Go Vipers and Threshers!

Maybe Not the Weight Gain

There comes a time in every woman's pregnancy where she wonders exactly what the hell she was thinking when she decided it would be a good idea to have a baby. Any lady who denies this is lyin', pure and simple. And, there a good number of reasons to have at least a small spell of buyer's remorse with pregnancy. Perhaps the most prevalent cause of this state-of-mind is the very idea of how, exactly, a woman is to take a very large being from inside of her and see it outside of her, particularly when there is no exit that really seems appropriately large enough for the being to pass through. My friend, Carolyn, provided an analogy that has stuck with me for months now: it's like building a boat in your basement. Yep. Or my dad's comparison to a snake eating a pig backwards. Awesome, right? These images have stuck with me, unfortunately, and they have me sweating more than August in South Carolina.

Of course, there also comes a time in every woman's pregnancy where she's just desperate enough to look past the logistical nightmare of extracting a baby through her very small exit... When she tires of trying to tell the difference between panties that are wet with sweat or wet from an overly leaky bladder... When sneezing and squeezing no longer provides protection... When she notices that what she imagined to be a bull in heat panting is actually her own now normal breathing... When the term "It's a jungle out there" refers to what may be happening south of the old baby belly, but she's unsure because she's been unable to see "out there" for quite too long of a time... When the thought of going to sleep at night, an experience that once brought so much excitement, becomes so dreaded and uncomfortable... When the 9-month-long rehab plan becomes just too much to bear... When the idea of destroying the woman at the OB's office who takes her weight becomes a lovely fantasy... When Tums and Metamucil are all-too familiar staples in her daily dietary intake, and the thought of doing without either one is enough to set her off in a tail-spin of tears...

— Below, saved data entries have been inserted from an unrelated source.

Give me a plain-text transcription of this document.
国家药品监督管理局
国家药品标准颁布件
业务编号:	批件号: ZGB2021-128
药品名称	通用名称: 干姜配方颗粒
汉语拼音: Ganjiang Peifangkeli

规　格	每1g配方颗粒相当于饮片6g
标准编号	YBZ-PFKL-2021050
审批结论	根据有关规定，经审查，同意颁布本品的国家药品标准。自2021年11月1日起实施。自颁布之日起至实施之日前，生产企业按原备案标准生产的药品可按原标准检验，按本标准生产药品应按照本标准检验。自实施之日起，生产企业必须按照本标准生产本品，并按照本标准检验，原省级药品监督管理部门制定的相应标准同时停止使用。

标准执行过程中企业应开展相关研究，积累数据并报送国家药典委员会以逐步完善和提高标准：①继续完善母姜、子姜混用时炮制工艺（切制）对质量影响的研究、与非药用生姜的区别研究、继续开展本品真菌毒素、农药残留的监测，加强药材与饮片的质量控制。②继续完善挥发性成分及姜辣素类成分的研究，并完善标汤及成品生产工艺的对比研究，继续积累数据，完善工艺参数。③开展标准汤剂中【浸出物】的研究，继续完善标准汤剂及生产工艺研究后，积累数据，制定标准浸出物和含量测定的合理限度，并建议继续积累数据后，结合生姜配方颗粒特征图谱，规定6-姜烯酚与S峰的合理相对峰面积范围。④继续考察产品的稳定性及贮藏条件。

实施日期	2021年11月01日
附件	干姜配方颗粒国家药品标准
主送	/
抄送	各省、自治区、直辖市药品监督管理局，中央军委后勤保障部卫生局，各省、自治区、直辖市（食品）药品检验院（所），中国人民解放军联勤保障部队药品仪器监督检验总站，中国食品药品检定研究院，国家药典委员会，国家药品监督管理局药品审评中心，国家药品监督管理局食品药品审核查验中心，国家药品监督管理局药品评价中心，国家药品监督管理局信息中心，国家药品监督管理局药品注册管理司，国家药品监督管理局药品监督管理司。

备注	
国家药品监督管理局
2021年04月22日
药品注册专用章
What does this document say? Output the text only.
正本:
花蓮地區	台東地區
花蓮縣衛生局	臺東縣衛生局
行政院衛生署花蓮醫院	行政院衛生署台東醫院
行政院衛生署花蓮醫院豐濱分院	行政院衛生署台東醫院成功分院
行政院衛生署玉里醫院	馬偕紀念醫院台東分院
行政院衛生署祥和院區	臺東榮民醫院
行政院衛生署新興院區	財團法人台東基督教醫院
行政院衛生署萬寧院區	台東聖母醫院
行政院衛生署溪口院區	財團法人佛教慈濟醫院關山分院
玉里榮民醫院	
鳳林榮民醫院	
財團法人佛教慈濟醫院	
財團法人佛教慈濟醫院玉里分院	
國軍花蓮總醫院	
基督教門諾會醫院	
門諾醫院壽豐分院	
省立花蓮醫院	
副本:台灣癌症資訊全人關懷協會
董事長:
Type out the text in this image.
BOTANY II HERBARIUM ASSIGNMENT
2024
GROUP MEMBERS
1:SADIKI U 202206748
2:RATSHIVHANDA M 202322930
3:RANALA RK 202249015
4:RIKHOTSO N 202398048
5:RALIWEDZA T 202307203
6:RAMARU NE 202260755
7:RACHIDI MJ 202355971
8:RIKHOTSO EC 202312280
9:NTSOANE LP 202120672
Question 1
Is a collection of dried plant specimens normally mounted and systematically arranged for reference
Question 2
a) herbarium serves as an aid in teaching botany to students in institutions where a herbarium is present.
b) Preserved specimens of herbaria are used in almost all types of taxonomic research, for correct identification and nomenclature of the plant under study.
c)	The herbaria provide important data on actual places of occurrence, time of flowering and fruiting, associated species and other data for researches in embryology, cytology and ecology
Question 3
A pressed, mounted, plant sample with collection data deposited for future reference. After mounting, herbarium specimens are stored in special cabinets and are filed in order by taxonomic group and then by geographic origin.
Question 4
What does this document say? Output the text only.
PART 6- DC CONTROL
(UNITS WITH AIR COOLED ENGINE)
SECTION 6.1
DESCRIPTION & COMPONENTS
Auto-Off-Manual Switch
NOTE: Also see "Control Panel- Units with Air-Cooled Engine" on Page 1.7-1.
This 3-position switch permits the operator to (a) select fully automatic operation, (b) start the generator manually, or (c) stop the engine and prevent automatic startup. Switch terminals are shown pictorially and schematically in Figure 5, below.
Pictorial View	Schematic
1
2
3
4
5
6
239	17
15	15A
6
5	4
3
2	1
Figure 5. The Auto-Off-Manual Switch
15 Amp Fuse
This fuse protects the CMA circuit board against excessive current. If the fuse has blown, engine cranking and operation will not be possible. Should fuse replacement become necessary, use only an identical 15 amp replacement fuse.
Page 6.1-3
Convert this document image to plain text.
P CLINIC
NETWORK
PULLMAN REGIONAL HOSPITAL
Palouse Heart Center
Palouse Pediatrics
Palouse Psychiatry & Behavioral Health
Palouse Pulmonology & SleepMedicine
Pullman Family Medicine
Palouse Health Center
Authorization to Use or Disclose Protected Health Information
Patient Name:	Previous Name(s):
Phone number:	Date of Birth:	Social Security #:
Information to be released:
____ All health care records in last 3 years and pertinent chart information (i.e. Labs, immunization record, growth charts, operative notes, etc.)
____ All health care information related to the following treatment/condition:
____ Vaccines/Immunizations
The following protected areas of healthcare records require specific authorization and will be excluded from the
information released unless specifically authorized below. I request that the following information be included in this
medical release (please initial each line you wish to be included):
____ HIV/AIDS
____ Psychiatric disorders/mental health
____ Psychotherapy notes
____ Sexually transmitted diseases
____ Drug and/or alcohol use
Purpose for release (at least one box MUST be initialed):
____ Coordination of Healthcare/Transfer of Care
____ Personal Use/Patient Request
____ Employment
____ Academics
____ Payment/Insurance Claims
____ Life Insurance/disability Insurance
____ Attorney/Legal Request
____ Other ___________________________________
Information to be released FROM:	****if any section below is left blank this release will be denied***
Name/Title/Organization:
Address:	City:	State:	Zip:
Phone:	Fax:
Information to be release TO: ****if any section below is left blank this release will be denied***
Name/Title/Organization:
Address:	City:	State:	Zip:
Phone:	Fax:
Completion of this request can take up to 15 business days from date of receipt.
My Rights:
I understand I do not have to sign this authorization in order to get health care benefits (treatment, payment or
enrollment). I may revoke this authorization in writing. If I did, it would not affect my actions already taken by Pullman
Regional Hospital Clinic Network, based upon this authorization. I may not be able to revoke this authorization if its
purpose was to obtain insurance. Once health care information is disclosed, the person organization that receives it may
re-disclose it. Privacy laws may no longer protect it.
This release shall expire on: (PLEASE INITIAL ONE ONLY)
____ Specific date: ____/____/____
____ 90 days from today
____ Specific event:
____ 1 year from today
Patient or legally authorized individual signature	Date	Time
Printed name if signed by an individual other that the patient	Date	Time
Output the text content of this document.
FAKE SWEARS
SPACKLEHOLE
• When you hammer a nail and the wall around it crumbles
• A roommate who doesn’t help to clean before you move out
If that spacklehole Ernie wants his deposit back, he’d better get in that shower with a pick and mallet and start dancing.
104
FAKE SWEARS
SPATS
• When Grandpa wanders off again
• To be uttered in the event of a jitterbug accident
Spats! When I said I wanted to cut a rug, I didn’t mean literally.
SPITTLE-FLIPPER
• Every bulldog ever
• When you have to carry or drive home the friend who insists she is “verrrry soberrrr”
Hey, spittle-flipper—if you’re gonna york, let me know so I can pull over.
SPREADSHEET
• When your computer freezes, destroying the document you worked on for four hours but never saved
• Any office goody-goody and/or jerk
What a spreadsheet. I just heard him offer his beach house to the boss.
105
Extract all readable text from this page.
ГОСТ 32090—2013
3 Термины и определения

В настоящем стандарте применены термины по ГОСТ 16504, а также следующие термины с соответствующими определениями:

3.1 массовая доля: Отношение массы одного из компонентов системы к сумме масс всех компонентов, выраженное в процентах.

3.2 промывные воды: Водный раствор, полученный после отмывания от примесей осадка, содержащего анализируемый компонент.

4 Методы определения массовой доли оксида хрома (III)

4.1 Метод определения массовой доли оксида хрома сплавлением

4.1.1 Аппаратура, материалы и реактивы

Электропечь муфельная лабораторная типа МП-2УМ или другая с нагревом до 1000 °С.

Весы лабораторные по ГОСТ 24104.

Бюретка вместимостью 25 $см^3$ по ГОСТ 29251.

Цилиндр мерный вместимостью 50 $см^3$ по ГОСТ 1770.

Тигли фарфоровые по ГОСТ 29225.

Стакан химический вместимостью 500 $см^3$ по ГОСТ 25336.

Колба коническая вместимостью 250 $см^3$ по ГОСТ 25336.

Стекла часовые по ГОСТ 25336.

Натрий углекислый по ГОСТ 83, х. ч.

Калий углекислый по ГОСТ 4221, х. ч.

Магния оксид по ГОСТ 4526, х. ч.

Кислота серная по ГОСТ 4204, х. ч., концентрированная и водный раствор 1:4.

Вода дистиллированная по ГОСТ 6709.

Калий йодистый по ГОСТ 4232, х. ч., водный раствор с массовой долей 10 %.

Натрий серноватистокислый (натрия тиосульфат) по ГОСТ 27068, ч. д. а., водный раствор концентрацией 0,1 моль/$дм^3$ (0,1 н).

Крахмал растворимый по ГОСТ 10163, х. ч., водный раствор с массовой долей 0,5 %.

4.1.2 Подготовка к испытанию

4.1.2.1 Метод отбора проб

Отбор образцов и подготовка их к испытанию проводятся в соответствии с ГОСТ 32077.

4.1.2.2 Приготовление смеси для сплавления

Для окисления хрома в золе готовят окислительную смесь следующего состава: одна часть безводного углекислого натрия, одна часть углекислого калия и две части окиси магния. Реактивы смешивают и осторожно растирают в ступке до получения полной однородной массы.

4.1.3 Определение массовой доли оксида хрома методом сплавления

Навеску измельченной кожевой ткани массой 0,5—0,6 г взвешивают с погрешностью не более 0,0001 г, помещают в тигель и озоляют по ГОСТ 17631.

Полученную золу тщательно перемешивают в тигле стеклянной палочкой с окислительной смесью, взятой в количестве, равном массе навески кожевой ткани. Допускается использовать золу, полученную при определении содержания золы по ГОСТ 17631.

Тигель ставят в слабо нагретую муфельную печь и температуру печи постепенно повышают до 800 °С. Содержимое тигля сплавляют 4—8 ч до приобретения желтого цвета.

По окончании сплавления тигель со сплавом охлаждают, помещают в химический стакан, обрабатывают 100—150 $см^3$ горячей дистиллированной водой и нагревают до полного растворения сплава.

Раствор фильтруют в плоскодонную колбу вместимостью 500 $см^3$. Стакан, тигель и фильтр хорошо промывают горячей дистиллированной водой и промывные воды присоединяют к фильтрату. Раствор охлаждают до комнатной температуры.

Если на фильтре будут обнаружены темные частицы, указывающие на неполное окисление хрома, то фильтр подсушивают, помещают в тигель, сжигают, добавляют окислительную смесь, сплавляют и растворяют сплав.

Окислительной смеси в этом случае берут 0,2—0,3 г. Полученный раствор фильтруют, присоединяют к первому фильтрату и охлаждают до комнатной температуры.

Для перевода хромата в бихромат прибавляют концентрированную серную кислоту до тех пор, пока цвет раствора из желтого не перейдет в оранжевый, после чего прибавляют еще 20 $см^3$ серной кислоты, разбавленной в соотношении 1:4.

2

When it gets to this point, a woman decides that the only way out is gonna have to do. And, rather than fretting over the unimaginable pain that will come with labor...and, I might add, the weeks that follow, because, let's be real here, things don't just go back to normal; there is a tricky little healing process involving warm water and iodine in squirt bottles and an obsessive fear of bathroom...the woman decides that being pregnant has seriously run its course. Time's up for the little one who's, by now, taken to hanging posters of her favorite band inside of her mama's uterus. Real life awaits.

Real life. For Baby, whose world is no longer warm and cozy and protected. For Baby's siblings, who now have to share their worlds with yet another. For Mama. For Mama's nipples, which become inverted at the very idea of the super-fun breaking-in period when milk comes in and Baby learns to nurse. For the engorged (it's as bad as it sounds) and leaky boobies that replace the leaky bladder. For the laundry, oh my goodness the laundry, that seems completely impossible for one very small human being to create. For even less sleep. For Daddy, who better figure out how to deal with Mama as quickly as possible for the sake of everyone. Ahhhh. Yes. Real life.

But, a beautiful life. And so worth it. The buyer's remorse disappears. The fear. The wet undergarments. The jungle. The sobriety. The weight gain. The heartburn and constipation. They all become worth it in the end. Well, maybe not the weight gain, but the rest of it is worth it.